Performance-based carried interests appear to be on the upswing. A survey of general partners conducted this summer found that nearly a quarter of North American buyout funds (24.5 percent) receive a higher rate of carried interest if the fund performs above a certain level. That is up from 7 percent in the survey conducted two years earlier. Vista Equity Partners, the San Francisco-based software specialist, negotiated a 30 percent carried interest in its fourth core fund, which closed in the spring of 2012, should the firm achieve a 3x investment multiple for investors.

Atlas Holdings has been spending some $50 million to $75 million in equity to acquire companies undergoing operational distress in such industries as building materials, energy, capital equipment, wood products and packaging. Many of the businesses it buys are going through bankruptcies, out-of-court restructurings or reorganizations of various kinds. The firm, founded in 2002, closed its debut institutional fund of $365 million in 2010, and set out to raise a successor with a $650 million target in September.

With backing from investors including ATPNorthern TrustRCP AdvisorsPrivate Advisors and Unigestion, the firm wrapped up the fund at $900 million in three months — far faster than the year to 18 months that many sponsors take, according to a source close to the firm. About half the capital came from re-ups, half from new investors, Bursky said.

Bursky pointed to the firm’s consistent track record, and reputation for top-decile vintage-year performance, as the source of its appeal to investors. Some sponsors may hit two or three home runs, have a dozen deals perform OK, and see a few losses. “That’s not us,” said Bursky. “We’ve had remarkably consistent performance across every business in each of our portfolios.” Among the keys to that performance, said Bursky, have been staying disciplined on price, finding once-strong performers with the potential for returning to peak performance, not leveraging companies at the outset to minimize financial stress, and returning capital early to investors from free cash flow and, in some cases, dividend recapitalizations.

An investor in Fund II said he likes how Atlas Holdings has ”two very strong, very capable leaders” who emphasize operational improvements and who have worked together since the 1990s — Bursky and co-founder and Managing Partner Timothy Fazio. The investor added that opportunities to find distressed companies in the lower middle market tend to be less cyclical than at the high end of the market; that bodes well for deal flow, even in a strengthening economy.

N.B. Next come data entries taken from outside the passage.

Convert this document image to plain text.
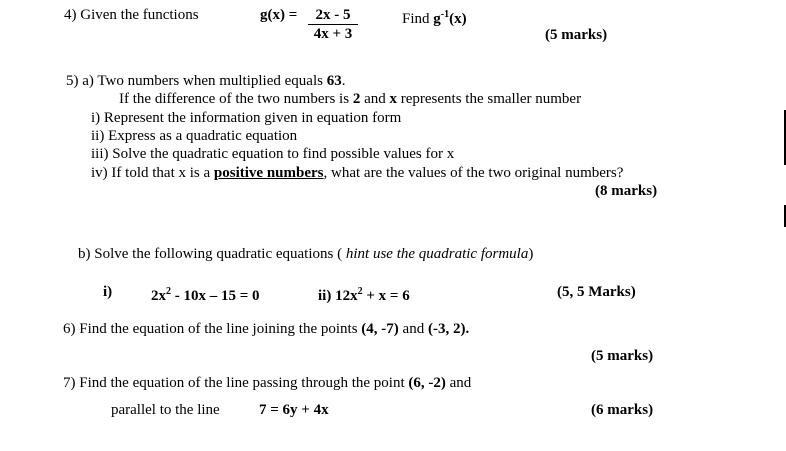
4) Given the functions	$g(x) = \frac{2x - 5}{4x + 3}$	Find $g^{-1}(x)$
(5 marks)
5) a) Two numbers when multiplied equals 63.
If the difference of the two numbers is 2 and x represents the smaller number
i) Represent the information given in equation form
ii) Express as a quadratic equation
iii) Solve the quadratic equation to find possible values for x
iv) If told that x is a positive numbers, what are the values of the two original numbers?
(8 marks)
b) Solve the following quadratic equations ( hint use the quadratic formula)
i)	$2x^2 - 10x - 15 = 0$	ii) $12x^2 + x = 6$	(5, 5 Marks)
6) Find the equation of the line joining the points (4, -7) and (-3, 2).
(5 marks)
7) Find the equation of the line passing through the point (6, -2) and
parallel to the line	7 = 6y + 4x	(6 marks)
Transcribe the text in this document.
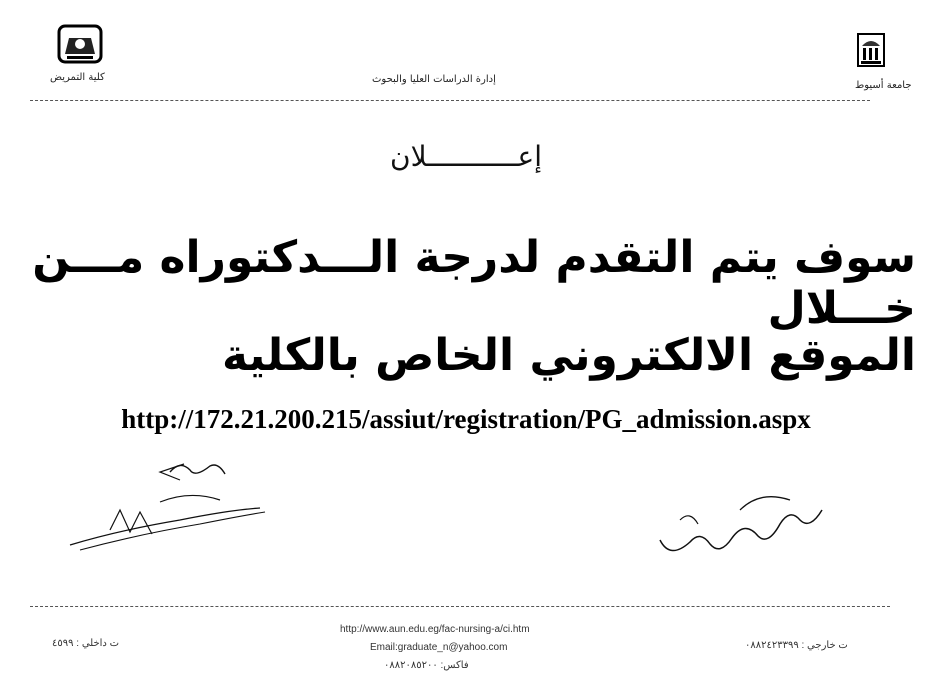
كلية التمريض	إدارة الدراسات العليا والبحوث
جامعة أسيوط
إعـــــــــــلان
سوف يتم التقدم لدرجة الـــدكتوراه مـــن خـــلال
الموقع الالكتروني الخاص بالكلية
http://172.21.200.215/assiut/registration/PG_admission.aspx
ت داخلي : ٤٥٩٩
http://www.aun.edu.eg/fac-nursing-a/ci.htm
Email:graduate_n@yahoo.com
فاكس: ٠٨٨٢٠٨٥٢٠٠
ت خارجي : ٠٨٨٢٤٢٣٣٩٩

Atlas Holdings, which expects to own companies for five to seven years, owns 13 portfolio companies, eight of them in Fund I. Despite having no full exits from Fund I, the firm has returned more than half of invested capital within 18 months of the original investments, Bursky said. Portfolio companies include Finch Paper LLC, Forest Resources LLC and Soundview Paper Co LLC. The firm’s website lists 18 professionals on its management team, eight professionals on its operations team, and more than 60 operating partners.